Artinya, anggapan bahwa iuran JHT sudah dikenai pajak setiap bulan sebenarnya tidak tepat. Justru iuran yang menjadi beban pekerja dapat mengurangi dasar pengenaan pajak dalam penghitungan PPh Pasal 21.
Pajak atas Pencairan Manfaat JHT
Berbeda dengan iurannya, manfaat JHT yang dibayarkan kepada peserta dapat dikenai PPh Pasal 21.
Berdasarkan Peraturan Pemerintah Nomor 68 Tahun 2009, manfaat JHT yang dibayarkan sekaligus dikenai PPh Pasal 21 Final. Yang dimaksud dengan dibayarkan sekaligus adalah apabila seluruh atau sebagian manfaat dibayarkan dalam jangka waktu paling lama dua tahun kalender.
Sebaliknya, apabila pembayaran manfaat dilakukan dalam jangka waktu lebih dari dua tahun kalender, penghasilan tersebut dikenai PPh Pasal 21 dengan tarif umum sesuai Pasal 17 Undang-Undang Pajak Penghasilan dan tidak lagi bersifat final.
Tarif PPh Pasal 21 Final atas Pencairan JHT
Untuk manfaat JHT yang dibayarkan sekaligus, tarif PPh Pasal 21 Final yang berlaku adalah sebagai berikut.
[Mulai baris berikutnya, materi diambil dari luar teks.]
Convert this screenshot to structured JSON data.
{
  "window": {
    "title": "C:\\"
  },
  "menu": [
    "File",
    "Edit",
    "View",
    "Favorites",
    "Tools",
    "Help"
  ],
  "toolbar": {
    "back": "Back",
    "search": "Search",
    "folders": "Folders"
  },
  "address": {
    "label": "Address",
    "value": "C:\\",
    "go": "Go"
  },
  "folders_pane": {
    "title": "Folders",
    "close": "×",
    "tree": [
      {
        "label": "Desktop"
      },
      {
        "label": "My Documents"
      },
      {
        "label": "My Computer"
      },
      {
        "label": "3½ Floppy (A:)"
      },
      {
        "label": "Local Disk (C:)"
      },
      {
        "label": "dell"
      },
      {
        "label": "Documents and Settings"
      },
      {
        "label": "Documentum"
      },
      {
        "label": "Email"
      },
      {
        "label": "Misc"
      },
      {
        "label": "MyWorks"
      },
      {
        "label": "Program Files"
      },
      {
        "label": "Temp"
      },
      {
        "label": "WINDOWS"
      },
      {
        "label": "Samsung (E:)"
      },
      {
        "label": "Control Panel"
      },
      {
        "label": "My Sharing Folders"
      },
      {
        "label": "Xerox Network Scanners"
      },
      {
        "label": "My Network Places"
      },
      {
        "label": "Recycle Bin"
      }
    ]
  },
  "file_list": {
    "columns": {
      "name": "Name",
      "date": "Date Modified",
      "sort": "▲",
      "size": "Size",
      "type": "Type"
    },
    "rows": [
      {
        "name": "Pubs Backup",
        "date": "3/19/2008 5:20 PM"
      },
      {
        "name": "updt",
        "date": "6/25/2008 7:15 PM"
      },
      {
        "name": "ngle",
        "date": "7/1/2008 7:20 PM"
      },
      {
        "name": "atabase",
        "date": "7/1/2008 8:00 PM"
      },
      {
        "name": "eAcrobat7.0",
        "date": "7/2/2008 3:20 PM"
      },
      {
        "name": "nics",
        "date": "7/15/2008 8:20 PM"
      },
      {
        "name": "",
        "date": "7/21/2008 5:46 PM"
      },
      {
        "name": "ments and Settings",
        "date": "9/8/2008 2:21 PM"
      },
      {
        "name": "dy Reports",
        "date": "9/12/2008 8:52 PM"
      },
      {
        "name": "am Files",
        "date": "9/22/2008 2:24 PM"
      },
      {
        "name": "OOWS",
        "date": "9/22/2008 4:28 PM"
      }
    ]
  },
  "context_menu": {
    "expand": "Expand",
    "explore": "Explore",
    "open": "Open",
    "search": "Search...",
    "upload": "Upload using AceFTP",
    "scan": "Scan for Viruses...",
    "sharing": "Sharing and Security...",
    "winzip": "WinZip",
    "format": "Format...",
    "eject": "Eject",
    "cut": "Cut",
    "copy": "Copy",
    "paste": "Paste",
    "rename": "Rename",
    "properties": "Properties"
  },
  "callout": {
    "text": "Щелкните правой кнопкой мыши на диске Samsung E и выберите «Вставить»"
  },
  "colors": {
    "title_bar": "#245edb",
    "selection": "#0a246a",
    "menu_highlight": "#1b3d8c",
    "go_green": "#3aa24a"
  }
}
Penghasilan Bruto | Tarif PPh Pasal 21 Final |
Sampai dengan Rp50.000.000 | 0% |
Di atas Rp50.000.000 | 5% |
Tarif tersebut diterapkan atas jumlah kumulatif manfaat JHT yang dibayarkan dalam jangka waktu paling lama dua tahun kalender.
Sementara itu, atas manfaat JHT yang dicairkan sebelum memasuki masa pensiun dan dikenai ketentuan umum, tarif PPh Pasal 21 mengikuti tarif progresif Pasal 17 UU Pajak Penghasilan sebagaimana diatur dalam PMK Nomor 168 Tahun 2023.
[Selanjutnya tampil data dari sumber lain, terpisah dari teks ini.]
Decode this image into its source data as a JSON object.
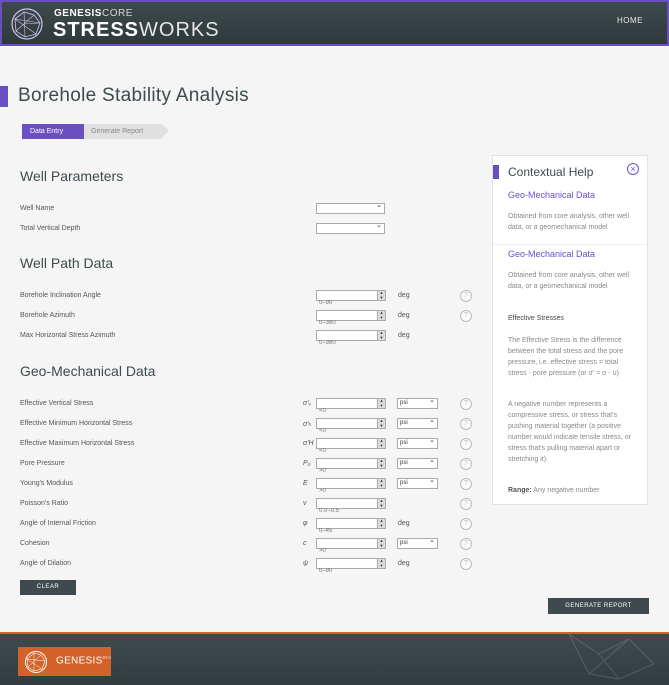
{
  "header": {
    "brand_top_bold": "GENESIS",
    "brand_top_light": "CORE",
    "brand_main_bold": "STRESS",
    "brand_main_light": "WORKS",
    "home_link": "HOME"
  },
  "page": {
    "title": "Borehole Stability Analysis"
  },
  "breadcrumb": {
    "step1": "Data Entry",
    "step2": "Generate Report"
  },
  "well_parameters": {
    "title": "Well Parameters",
    "well_name_label": "Well Name",
    "tvd_label": "Total Vertical Depth"
  },
  "well_path": {
    "title": "Well Path Data",
    "rows": [
      {
        "label": "Borehole Inclination Angle",
        "placeholder": "0–90",
        "unit": "deg"
      },
      {
        "label": "Borehole Azimuth",
        "placeholder": "0–360",
        "unit": "deg"
      },
      {
        "label": "Max Horizontal Stress Azimuth",
        "placeholder": "0–360",
        "unit": "deg"
      }
    ]
  },
  "geo": {
    "title": "Geo-Mechanical Data",
    "rows": [
      {
        "label": "Effective Vertical Stress",
        "symbol": "σ'ᵥ",
        "placeholder": "<0",
        "unit": "psi"
      },
      {
        "label": "Effective Minimum Horizontal Stress",
        "symbol": "σ'ₕ",
        "placeholder": "<0",
        "unit": "psi"
      },
      {
        "label": "Effective Maximum Horizontal Stress",
        "symbol": "σ'H",
        "placeholder": "<0",
        "unit": "psi"
      },
      {
        "label": "Pore Pressure",
        "symbol": "P₀",
        "placeholder": ">0",
        "unit": "psi"
      },
      {
        "label": "Young's Modulus",
        "symbol": "E",
        "placeholder": ">0",
        "unit": "psi"
      },
      {
        "label": "Poisson's Ratio",
        "symbol": "v",
        "placeholder": "0.0–0.5",
        "unit": ""
      },
      {
        "label": "Angle of Internal Friction",
        "symbol": "φ",
        "placeholder": "0–45",
        "unit": "deg"
      },
      {
        "label": "Cohesion",
        "symbol": "c",
        "placeholder": ">0",
        "unit": "psi"
      },
      {
        "label": "Angle of Dilation",
        "symbol": "ψ",
        "placeholder": "0–90",
        "unit": "deg"
      }
    ]
  },
  "buttons": {
    "clear": "CLEAR",
    "generate": "GENERATE REPORT"
  },
  "help": {
    "title": "Contextual Help",
    "heading1": "Geo-Mechanical Data",
    "text1": "Obtained from core analysis, other well data, or a geomechanical model",
    "heading2": "Geo-Mechanical Data",
    "text2": "Obtained from core analysis, other well data, or a geomechanical model",
    "sub": "Effective Stresses",
    "text3": "The Effective Stress is the difference between the total stress and the pore pressure, i.e. effective stress = total stress - pore pressure (or σ' = σ - u)",
    "text4": "A negative number represents a compressive stress, or stress that's pushing material together (a positive number would indicate tensile stress, or stress that's pulling material apart or stretching it).",
    "range_label": "Range:",
    "range_value": "Any negative number"
  },
  "footer": {
    "logo_text": "GENESIS",
    "logo_sup": "RTC"
  },
  "colors": {
    "accent": "#6a4fc3",
    "dark": "#3e4a4d",
    "orange": "#d2622a"
  }
}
Lapisan Penghasilan Kena Pajak (PKP) | Tarif PPh Pasal 17 |
Sampai dengan Rp60.000.000 | 5% |
Di atas Rp60.000.000 s.d. Rp250.000.000 | 15% |
Di atas Rp250.000.000 s.d. Rp500.000.000 | 25% |
Di atas Rp500.000.000 s.d. Rp5.000.000.000 | 30% |
Di atas Rp5.000.000.000 | 35% |
Kesimpulan
Perlakuan pajak atas JHT perlu dipahami secara utuh agar tidak menimbulkan kesalahpahaman. Pada saat iuran dibayarkan setiap bulan, pada prinsipnya iuran tersebut tidak dikenai PPh Pasal 21, bahkan bagian iuran yang menjadi beban pekerja dapat mengurangi penghasilan bruto dalam penghitungan pajak.
Sebaliknya, ketika manfaat JHT dicairkan, pembayaran tersebut dapat menjadi objek PPh Pasal 21, baik yang bersifat final maupun tidak final, tergantung pada cara dan waktu pencairannya.
Oleh karena itu, pemotongan pajak saat pencairan JHT bukan berarti terjadi pemajakan dua kali, melainkan merupakan konsekuensi dari ketentuan perpajakan yang memang membedakan perlakuan antara iuran dan manfaat JHT.